Other Voices, v.2, n.2 (March 2002)
Text copyright © 2002, Catherine Liu, all rights reserved.
This original and important book is in dialogue with hotly-debated issues in Cultural Studies, Film Studies, Queer Studies, Psychoanalytic Theory, and Vampirology. Not only does it give a thoroughly rigorous account of Rickels' highly original engagement with theories of technology and group psychology, it also offers an excellent pedagogical model for the large introductory lecture course for which humanities departments often find themselves responsible. Rickels shows in The Vampire Lectures that such courses can be both innovative and uncompromising. In this work, a fascinating dynamic is set into motion as the reader is made witness to the processes of thinking and teaching. Since taking dictation plays such an important role in Rickels's reading of Stoker, the sense of the transcribed lecture is dealt with in a calculated manner, always self-conscious of the fact that some of the most powerful interventions in the history of psychoanalysis have taken place via the lecture transcript (one only has to think of Freud's Introductory Lectures and Lacan's Seminars).

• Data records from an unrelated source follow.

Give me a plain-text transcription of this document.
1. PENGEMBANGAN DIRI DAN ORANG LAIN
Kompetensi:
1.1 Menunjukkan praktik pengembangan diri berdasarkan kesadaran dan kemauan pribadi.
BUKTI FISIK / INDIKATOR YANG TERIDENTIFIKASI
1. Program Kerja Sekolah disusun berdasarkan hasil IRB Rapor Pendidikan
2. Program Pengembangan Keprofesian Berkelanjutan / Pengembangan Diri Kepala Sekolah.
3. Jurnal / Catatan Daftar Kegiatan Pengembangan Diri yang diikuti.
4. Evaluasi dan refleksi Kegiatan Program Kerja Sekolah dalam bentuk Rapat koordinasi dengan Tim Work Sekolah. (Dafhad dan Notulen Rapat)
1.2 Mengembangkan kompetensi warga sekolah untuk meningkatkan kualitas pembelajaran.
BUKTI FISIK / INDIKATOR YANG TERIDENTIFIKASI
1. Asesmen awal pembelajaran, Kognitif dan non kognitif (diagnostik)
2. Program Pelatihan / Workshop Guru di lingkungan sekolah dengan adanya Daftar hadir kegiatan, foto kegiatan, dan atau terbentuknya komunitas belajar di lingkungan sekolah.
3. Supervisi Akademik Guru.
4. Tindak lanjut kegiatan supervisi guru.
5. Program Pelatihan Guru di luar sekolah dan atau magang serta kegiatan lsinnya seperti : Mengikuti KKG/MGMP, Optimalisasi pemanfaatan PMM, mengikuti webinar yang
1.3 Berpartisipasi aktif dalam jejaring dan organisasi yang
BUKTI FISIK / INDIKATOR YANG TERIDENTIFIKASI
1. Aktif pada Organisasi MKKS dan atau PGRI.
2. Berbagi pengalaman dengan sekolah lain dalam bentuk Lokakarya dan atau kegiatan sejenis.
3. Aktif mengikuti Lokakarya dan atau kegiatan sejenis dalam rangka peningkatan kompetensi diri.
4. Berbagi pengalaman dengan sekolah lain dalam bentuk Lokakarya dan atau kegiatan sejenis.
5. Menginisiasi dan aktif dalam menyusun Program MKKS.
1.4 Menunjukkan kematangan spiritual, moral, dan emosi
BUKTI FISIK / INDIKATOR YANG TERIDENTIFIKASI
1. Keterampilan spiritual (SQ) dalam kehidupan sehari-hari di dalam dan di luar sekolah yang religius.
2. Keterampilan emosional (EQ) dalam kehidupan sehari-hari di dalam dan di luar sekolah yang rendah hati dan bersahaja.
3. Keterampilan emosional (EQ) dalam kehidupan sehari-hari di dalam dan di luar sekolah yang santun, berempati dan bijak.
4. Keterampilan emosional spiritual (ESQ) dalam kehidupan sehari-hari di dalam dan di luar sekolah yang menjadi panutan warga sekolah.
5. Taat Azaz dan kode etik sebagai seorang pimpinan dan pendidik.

Certain of the transcribed moments of Rickels' pedagogy have the uncanny effect of mirroring a reader's possible response, thereby marking a textual interruption in the reading or resistance that can accumulate either in the form of total understanding or partial misunderstanding. The reader is witness to and subject of the construction of a powerful transference: the experience of reading is doubled as it becomes clear how the students are being taught to read, and how we as readers are also being drawn into Rickels' theorization of vampirism. In the process, it becomes clear that literature, theory, and psychoanalysis are made legible via their mass media doubles. Vampirism is read as related to the rise of the telegraph, the typewriter, and the printing press. The book is a refreshing break from the heavy-handed critiques and thoughtless celebrations of popular culture that have taken place in academia in the past fifteen years. It shows that what is often at stake in the production of popular culture is the management of mourning, melancholia, and relations to the dead. Rickels begins with the vampire as medieval phantasm and then goes on to prove what Adorno and Horkheimer noticed about mass culture fifty years ago: that it is almost always intellectual, participating as it does in the mass production of the most precious myths of the Enlightenment.
The Vampire Lectures is a performative text. No word game is played gratuitously here. Rickels' theorization of vampire material brings together the different strains of theory that Rickels has thoroughly metabolized in his language. Rickels demonstrates to his readers and interlocutors the uncanny compatibility of the American vernacular with continental philosophies of technology. Rickels's word play always pushes the envelope of academic style: in his previous books, he pioneered this inimitable engagement with expressions and idioms of the Teen Age. Sexual difference is also not neglected in The Vampire Lectures, as it becomes clear that the woman's body becomes one of the most important contested sites of modernity and technological progress. Camp and drag play important roles in Rickels's readings of Bela Lugosi and Ed Wood. In short, the vampire becomes a theatricalized allegory of contemporary subject relations.